The cost of a hospital stay in the United States averaged $5,220 a day in 2015 — and could be as high as over $17,000, compared with $765 in Australia. In a Rand study published earlier this year, researchers calculated that hospitals treating patients with private health insurance were paid, overall, 2.4 times the Medicare rates in 2017, and nearly three times the rate for outpatient care. If the plans had paid according to Medicare’s formula, their spending would be reduced by over half.

Most economists think hospitals could do just fine with far less than they get today from private insurance.

While on paper many hospitals operate on the thinnest of margins, that is in part a choice, resulting from extravagance.

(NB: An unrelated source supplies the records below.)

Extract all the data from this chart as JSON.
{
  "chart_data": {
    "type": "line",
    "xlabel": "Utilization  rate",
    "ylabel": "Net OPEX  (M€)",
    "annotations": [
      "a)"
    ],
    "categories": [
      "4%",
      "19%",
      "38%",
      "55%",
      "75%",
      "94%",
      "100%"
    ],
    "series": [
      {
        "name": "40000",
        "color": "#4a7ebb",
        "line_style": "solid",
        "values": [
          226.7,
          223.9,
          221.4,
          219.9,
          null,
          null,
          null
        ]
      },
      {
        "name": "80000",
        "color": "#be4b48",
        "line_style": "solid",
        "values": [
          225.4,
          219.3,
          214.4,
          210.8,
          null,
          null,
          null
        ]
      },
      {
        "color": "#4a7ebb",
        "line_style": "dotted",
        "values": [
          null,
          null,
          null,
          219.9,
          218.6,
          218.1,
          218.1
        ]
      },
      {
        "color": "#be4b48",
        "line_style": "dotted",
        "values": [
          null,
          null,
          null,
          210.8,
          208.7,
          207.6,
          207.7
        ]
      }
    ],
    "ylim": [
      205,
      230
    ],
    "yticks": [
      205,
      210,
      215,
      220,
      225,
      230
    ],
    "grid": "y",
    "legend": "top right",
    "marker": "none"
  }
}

It would be unseemly for these nonprofit medical centers to make barrels of money. So when their operations generate huge surpluses — as many big medical centers do — they plow the money back into the system. They build another cancer clinic, increase CEO pay, buy the newest scanner (whether it is needed or not) or install spas and Zen gardens.

Some rural hospitals are genuinely struggling. But many American hospitals have been spending capital “like water,” said Kevin Schulman a physician-economist at Stanford. The high cost of hospitals today, he said, is often a function of the cost of new infrastructure or poor management decisions. “Medicare is supposed to pay the cost of an efficient hospital,” he said. “If they’ve made bad decisions, why should we keep paying for that?”

If hospitals were paid less via regulation or genuine competition, they would look different, and they’d make different purchasing decisions about technology. But would that matter to medical results? Compared with their European counterparts, some American hospitals resemble seven-star hotels. And yet, on average, the United States doesn’t have better outcomes than other wealthy nations. By some measures — such as life expectancy and infant mortality — it scores worse than average.

As attorney general in California, Kamala Harris in 2012 initiated an antitrust investigation into hospitals’ high charges. But as a senator and presidential candidate, she has been largely silent on the issue — as have all the other candidates.

As Uwe Reinhardt, the revered Princeton health economist who died in 2017, told me, “If you want to save money, you have to pay less.” That means taking on hospital pricing.

So fine, go after drugmakers and insurers. And, for good measure, attack the device makers who profit from huge markups, and the pharmacy benefit managers — the middlemen who negotiate drug prices down for insurers, then keep the difference for themselves.

But with Congress returning to Washington in the coming days and a new Democratic debate less than two weeks away, our elected officials need to address the elephant in the room and tell us how they plan to rein in hospital excesses.

Elisabeth Rosenthal is editor in chief, Kaiser Health News.